Para Guimarães, vivemos um novo momento agora:
— A pandemia nos deu uma consciência muito maior de valorização da vida, de ter a nossa família e nossos amigos em volta. Acho que esses três anos de reflexão amadureceram a todos.
Reencontro com o público gaúcho
Com dois encontros marcados para este sábado, a primeira experiência do tipo na montagem da peça, o elenco está animado por vir a Porto Alegre e espera conseguir transmitir a mensagem do espetáculo, promovendo uma reflexão sobre os tempos atuais e as pessoas com as quais compartilhamos momentos.

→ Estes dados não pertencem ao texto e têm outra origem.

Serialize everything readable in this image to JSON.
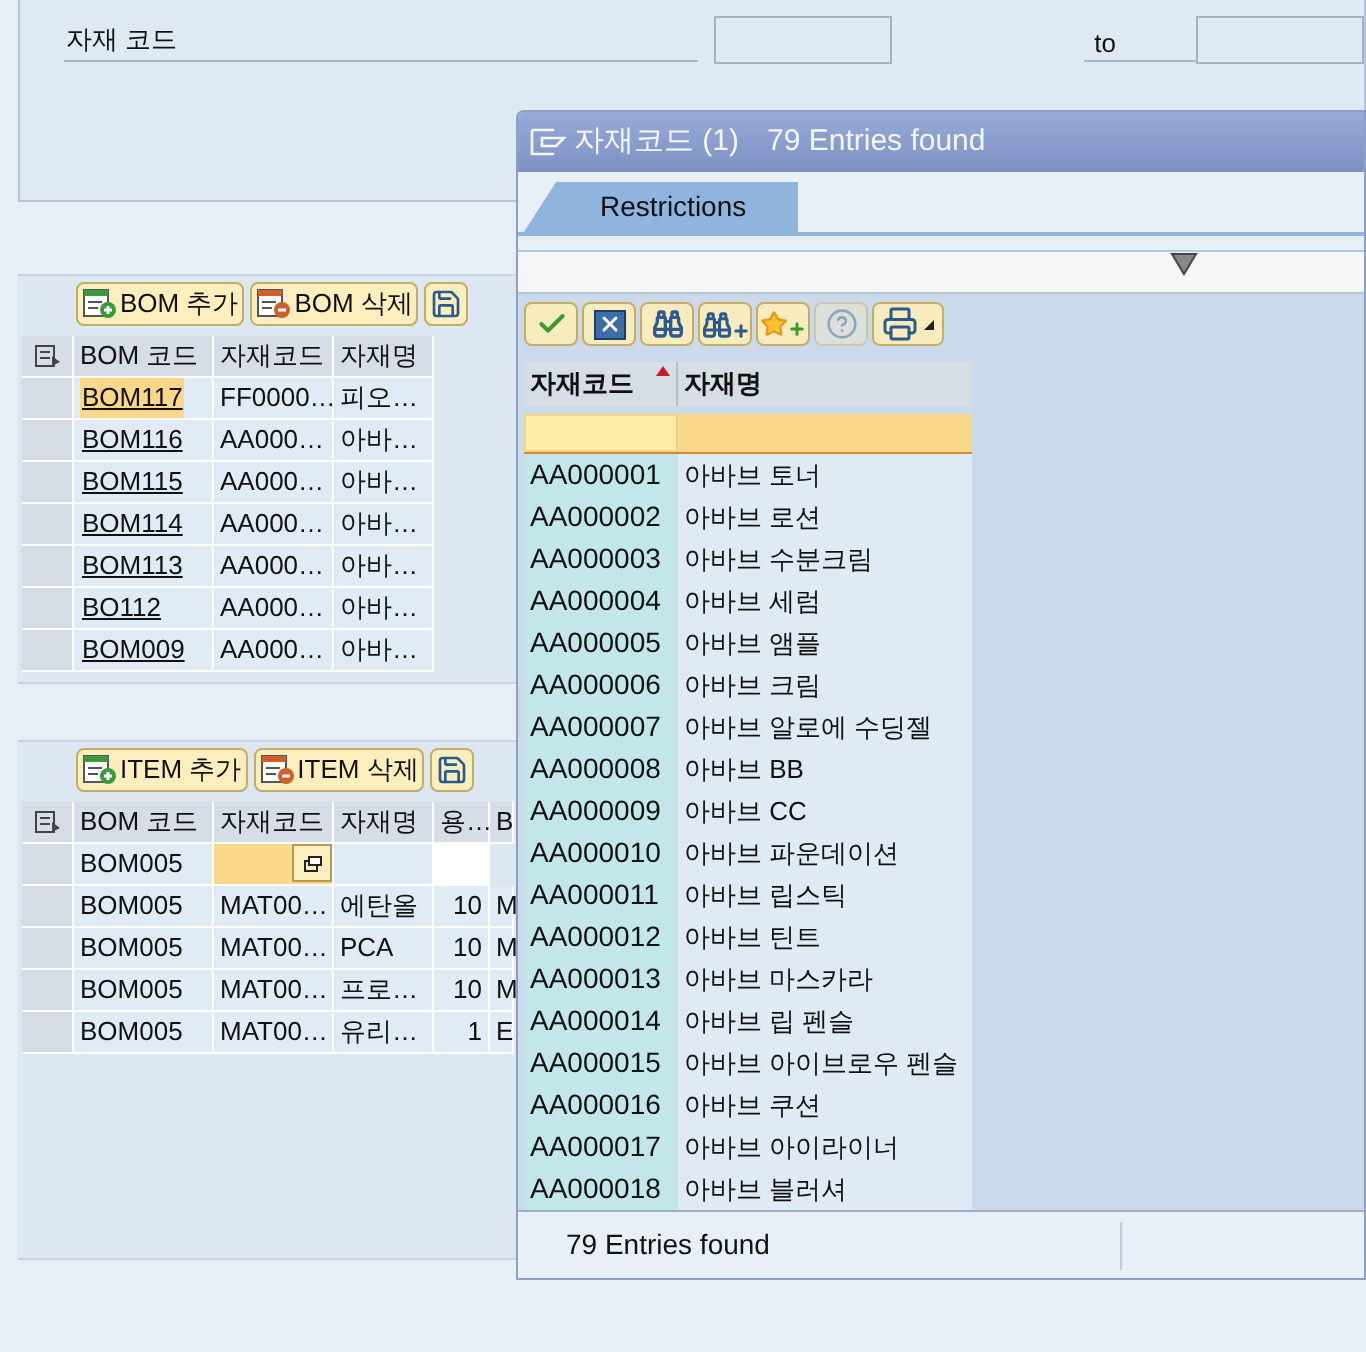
{
  "selection": {
    "label": "자재 코드",
    "to_label": "to"
  },
  "bom_toolbar": [
    {
      "kind": "add",
      "label": "BOM 추가"
    },
    {
      "kind": "delete",
      "label": "BOM 삭제"
    },
    {
      "kind": "save"
    }
  ],
  "bom_table": {
    "columns": [
      "BOM 코드",
      "자재코드",
      "자재명"
    ],
    "rows": [
      {
        "bom_code": "BOM117",
        "material_code": "FF0000…",
        "material_name": "피오…",
        "selected": true
      },
      {
        "bom_code": "BOM116",
        "material_code": "AA000…",
        "material_name": "아바…",
        "selected": false
      },
      {
        "bom_code": "BOM115",
        "material_code": "AA000…",
        "material_name": "아바…",
        "selected": false
      },
      {
        "bom_code": "BOM114",
        "material_code": "AA000…",
        "material_name": "아바…",
        "selected": false
      },
      {
        "bom_code": "BOM113",
        "material_code": "AA000…",
        "material_name": "아바…",
        "selected": false
      },
      {
        "bom_code": "BO112",
        "material_code": "AA000…",
        "material_name": "아바…",
        "selected": false
      },
      {
        "bom_code": "BOM009",
        "material_code": "AA000…",
        "material_name": "아바…",
        "selected": false
      }
    ]
  },
  "item_toolbar": [
    {
      "kind": "add",
      "label": "ITEM 추가"
    },
    {
      "kind": "delete",
      "label": "ITEM 삭제"
    },
    {
      "kind": "save"
    }
  ],
  "item_table": {
    "columns": [
      "BOM 코드",
      "자재코드",
      "자재명",
      "용…",
      "B"
    ],
    "rows": [
      {
        "kind": "input",
        "cells": [
          "BOM005"
        ]
      },
      {
        "kind": "data",
        "cells": [
          "BOM005",
          "MAT00…",
          "에탄올",
          "10",
          "M"
        ]
      },
      {
        "kind": "data",
        "cells": [
          "BOM005",
          "MAT00…",
          "PCA",
          "10",
          "M"
        ]
      },
      {
        "kind": "data",
        "cells": [
          "BOM005",
          "MAT00…",
          "프로…",
          "10",
          "M"
        ]
      },
      {
        "kind": "data",
        "cells": [
          "BOM005",
          "MAT00…",
          "유리…",
          "1",
          "E"
        ]
      }
    ]
  },
  "popup": {
    "title": "자재코드 (1)",
    "subtitle": "79 Entries found",
    "tabs": [
      {
        "label": "Restrictions",
        "selected": true
      }
    ],
    "toolbar": [
      {
        "kind": "check",
        "disabled": false
      },
      {
        "kind": "cancel",
        "disabled": false
      },
      {
        "kind": "find",
        "disabled": false
      },
      {
        "kind": "find_next",
        "disabled": false
      },
      {
        "kind": "favorite_add",
        "disabled": false
      },
      {
        "kind": "help",
        "disabled": true
      },
      {
        "kind": "print",
        "disabled": false
      }
    ],
    "columns": [
      "자재코드",
      "자재명"
    ],
    "rows": [
      {
        "code": "AA000001",
        "name": "아바브 토너"
      },
      {
        "code": "AA000002",
        "name": "아바브 로션"
      },
      {
        "code": "AA000003",
        "name": "아바브 수분크림"
      },
      {
        "code": "AA000004",
        "name": "아바브 세럼"
      },
      {
        "code": "AA000005",
        "name": "아바브 앰플"
      },
      {
        "code": "AA000006",
        "name": "아바브 크림"
      },
      {
        "code": "AA000007",
        "name": "아바브 알로에 수딩젤"
      },
      {
        "code": "AA000008",
        "name": "아바브 BB"
      },
      {
        "code": "AA000009",
        "name": "아바브 CC"
      },
      {
        "code": "AA000010",
        "name": "아바브 파운데이션"
      },
      {
        "code": "AA000011",
        "name": "아바브 립스틱"
      },
      {
        "code": "AA000012",
        "name": "아바브 틴트"
      },
      {
        "code": "AA000013",
        "name": "아바브 마스카라"
      },
      {
        "code": "AA000014",
        "name": "아바브 립 펜슬"
      },
      {
        "code": "AA000015",
        "name": "아바브 아이브로우 펜슬"
      },
      {
        "code": "AA000016",
        "name": "아바브 쿠션"
      },
      {
        "code": "AA000017",
        "name": "아바브 아이라이너"
      },
      {
        "code": "AA000018",
        "name": "아바브 블러셔"
      }
    ],
    "status": "79 Entries found"
  }
}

— Eu acho que o público gaúcho é um público muito inteligente, ele vai captar essas entrelinhas da peça, pela quantidade de cultura que ele tem, conhecimento de arte, de ir ao teatro, de concerto, de música, balé. É uma terra de gente muito ligada à cultura. A gente não tem muita expectativa, porque a expectativa frustra. A gente fica ansioso para chegar logo aí — finaliza Guimarães.
Ponto a Ponto – 4000 Milhas
- Neste sábado (3), às 17h30min e às 20h30min.
- Teatro do Bourbon Country (Av. Túlio de Rose, 80), em Porto Alegre.
- Ingressos a partir de R$ 70, à venda em uhuu.com.
- Desconto de 50% para sócios do Clube do Assinante e um acompanhante.